Zack explained, “Whether it’s through policy, suggestions to the administration or movie screenings to provide people a different perspective,” the club seeks to bring light to disability issues and provide “a space for discussion, not even just for disabled students, [but] for whoever wants to participate.”

“Our main goals include making this campus more accessible because there are still issues on this campus about accessibility,” said Chaikof. “For example, students in wheelchairs struggle getting to Chase, Watson and Meneely, because the hills are steep. The thing is, many people don’t think about it, because they don’t have to think about it if they’re walking.” She admitted, “I didn’t have to think about it myself because my disability is more sensory. I have vision and hearing impaired issues.”

Her point is clear and important: it’s easy for those who are able-bodied to not think about these issues because they don’t have to. This is a privilege.

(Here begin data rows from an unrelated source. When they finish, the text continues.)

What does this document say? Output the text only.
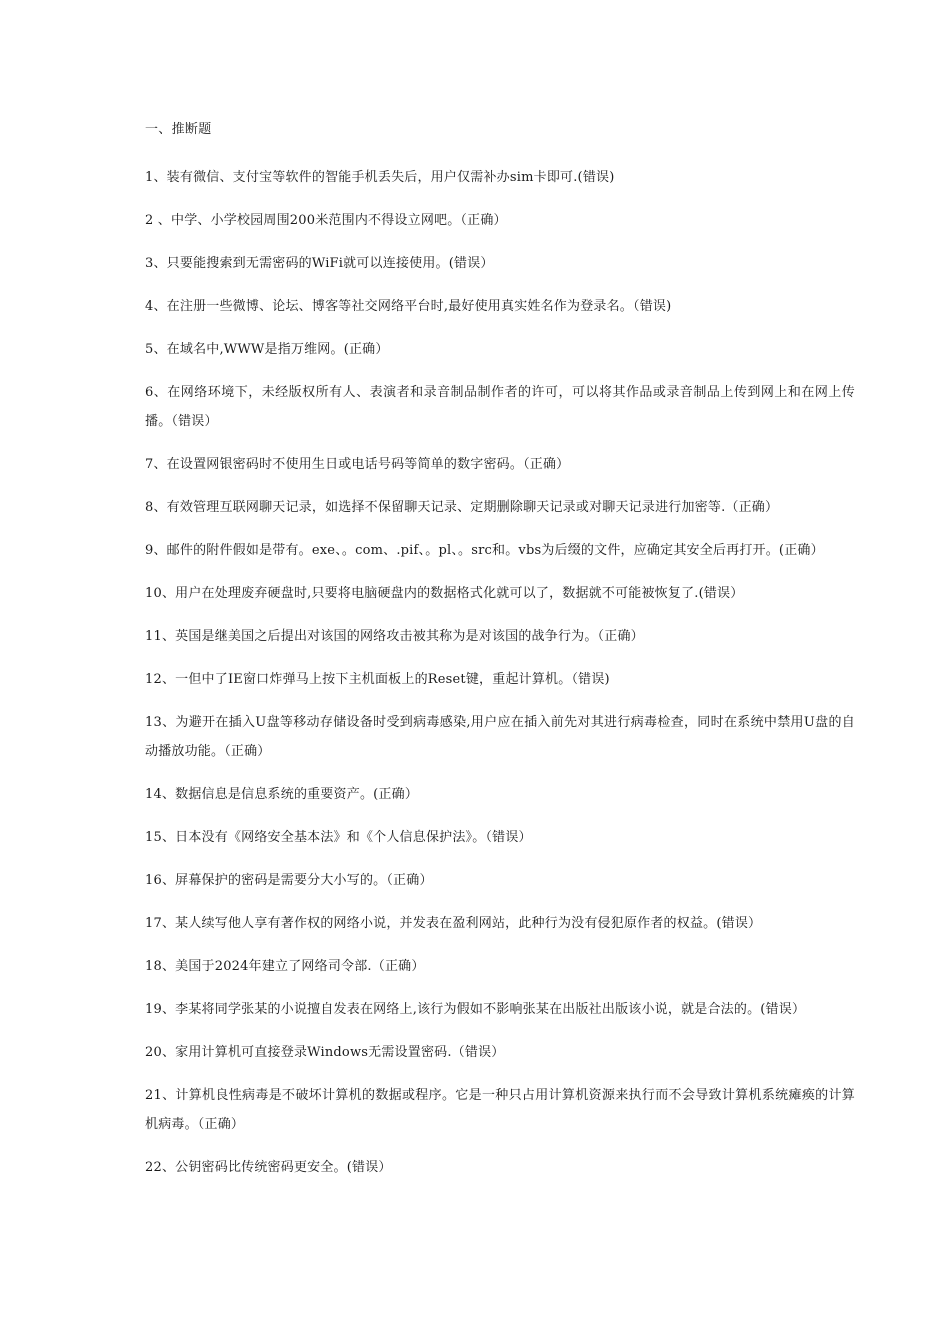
一、推断题

1、装有微信、支付宝等软件的智能手机丢失后，用户仅需补办sim卡即可.(错误)

2 、中学、小学校园周围200米范围内不得设立网吧。（正确）

3、只要能搜索到无需密码的WiFi就可以连接使用。(错误）

4、在注册一些微博、论坛、博客等社交网络平台时,最好使用真实姓名作为登录名。（错误)

5、在域名中,WWW是指万维网。(正确）

6、在网络环境下，未经版权所有人、表演者和录音制品制作者的许可，可以将其作品或录音制品上传到网上和在网上传播。（错误）

7、在设置网银密码时不使用生日或电话号码等简单的数字密码。（正确）

8、有效管理互联网聊天记录，如选择不保留聊天记录、定期删除聊天记录或对聊天记录进行加密等.（正确）

9、邮件的附件假如是带有。exe、。com、.pif、。pl、。src和。vbs为后缀的文件，应确定其安全后再打开。(正确）

10、用户在处理废弃硬盘时,只要将电脑硬盘内的数据格式化就可以了，数据就不可能被恢复了.(错误）

11、英国是继美国之后提出对该国的网络攻击被其称为是对该国的战争行为。（正确）

12、一但中了IE窗口炸弹马上按下主机面板上的Reset键，重起计算机。（错误)

13、为避开在插入U盘等移动存储设备时受到病毒感染,用户应在插入前先对其进行病毒检查，同时在系统中禁用U盘的自动播放功能。（正确）

14、数据信息是信息系统的重要资产。(正确）

15、日本没有《网络安全基本法》和《个人信息保护法》。（错误）

16、屏幕保护的密码是需要分大小写的。（正确）

17、某人续写他人享有著作权的网络小说，并发表在盈利网站，此种行为没有侵犯原作者的权益。(错误）

18、美国于2024年建立了网络司令部.（正确）

19、李某将同学张某的小说擅自发表在网络上,该行为假如不影响张某在出版社出版该小说，就是合法的。(错误）

20、家用计算机可直接登录Windows无需设置密码.（错误）

21、计算机良性病毒是不破坏计算机的数据或程序。它是一种只占用计算机资源来执行而不会导致计算机系统瘫痪的计算机病毒。（正确）

22、公钥密码比传统密码更安全。(错误）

In addition to addressing accessibility on campus, Zack seeks to discuss other components of disability rights, especially intersectionality within disability. Zack said, “The intersection of race and disability is incredibly important and rarely discussed.” She elaborated that, because of this, the club is “looking to collaborate with other organizations on campus, including BSA and CHILL House.”

In conclusion, Zack mentioned how she participated in advocacy work this summer and wishes to share her findings with the campus. She highlighted the importance of voting. stating,  “Voting is so important; it’s a privilege. Disabled people are a collective group who rely on their lawmakers. People don’t understand how things affect other people.”

Zack further talked about voting in the context of being an ally to the disabled. Both her and Chaikof also stressed the role of the ally in discussing disability issues. Chaikof said, “Allied people can also be more understanding and willing to meet certain places. Really be there for them, and don’t just say ‘do you need help?’ because they’ll say they’re okay – just be there for them, be present in that moment and be conscious of your actions.”

WheaAccess met for the first time on Sept. 20 at 6 p.m. in the Balfour Media Center, and will meet every week at the same time. All students are welcome and encouraged to attend and join, regardless of ability.